Amelia Earhart mystery – 1937 photograph could be clue to her fate
Back in June of 2013 I blogged about the news of the latest evidence pointing to the popular theory regarding the disappearance of noted aviatrix Amelia Earhart and her co-pilot Fred Noonan during their attempted around-the-world flight in 1937. This theory has it that Earhart and Noonan missed their scheduled refuelling stop at the tiny (< 1 mile square) Howland Island in the Pacific Ocean and flew on in their twin-engined Lockheed Electra until forced to come down on one of a group of then-uninhabited atolls known as the Phoenix Islands - probably the larger Gardner Island (now known as Nikumaroro).

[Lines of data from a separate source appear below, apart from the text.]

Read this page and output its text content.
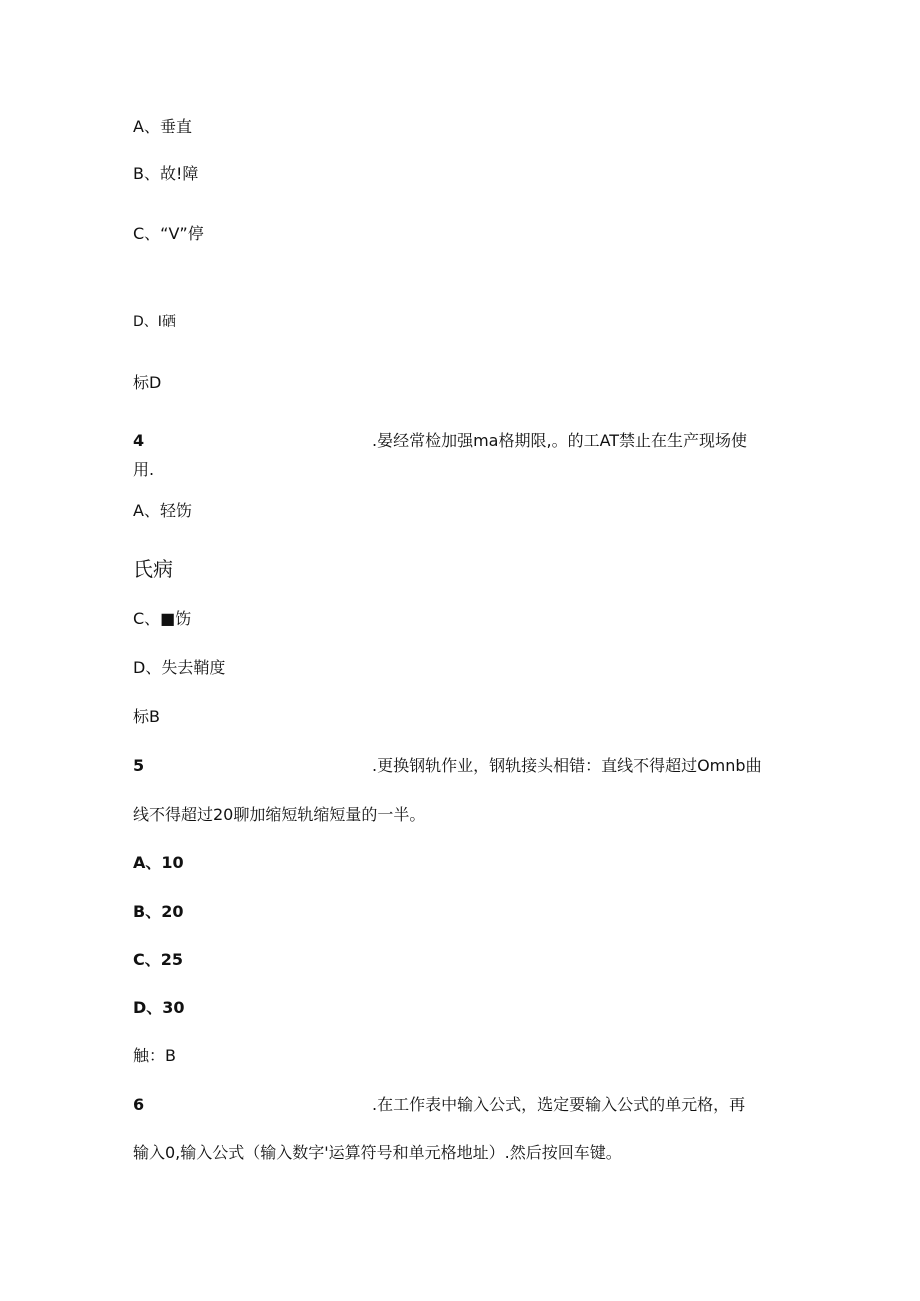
A、垂直
B、故!障
C、“V”停
D、I硒
标D
4	.晏经常检加强ma格期限,。的工AT禁止在生产现场使
用.
A、轻饬
氏病
C、■饬
D、失去鞘度
标B
5	.更换钢轨作业，钢轨接头相错：直线不得超过Omnb曲
线不得超过20聊加缩短轨缩短量的一半。
A、10
B、20
C、25
D、30
触：B
6	.在工作表中输入公式，选定要输入公式的单元格，再
输入0,输入公式（输入数字'运算符号和单元格地址）.然后按回车键。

The International Group for Historic Aircraft Recovery (TIGHER) - a non-profit organisation founded in 1985 for "aviation archaeology and historic preservation" - have been pursuing the Gardner Island theory for several years now, culminating in last year's expedition to Nikumaroro where sonar scans of the surrounding sea bed threw up an odd shadow 600ft below the waves that could be the remains of the Electra.
Piece of metal may offer clue to disappearance of Amelia Earhart's plane
Among the many artefacts that TIGHAR have brought back from Nikumaroro - which include a 1930s-style woman's shoe (similar to ones worn by Earhart), bearings & tools, metal zips and pieces of Plexiglas almost identical in shape and design to that used on the Electra - is a section of aluminium panel bearing 1930s construction techniques. It is this piece of metal that researchers are now closely comparing to a computer-enhanced blow-up of this never-before-seen image in the hope that they can match the rivet patterns and so prove beyond doubt that Earhart and Noonan did not crash into the Pacific Ocean but did indeed make it to Gardner Island, where they may have even survived for a time before succumbing to starvation and exposure.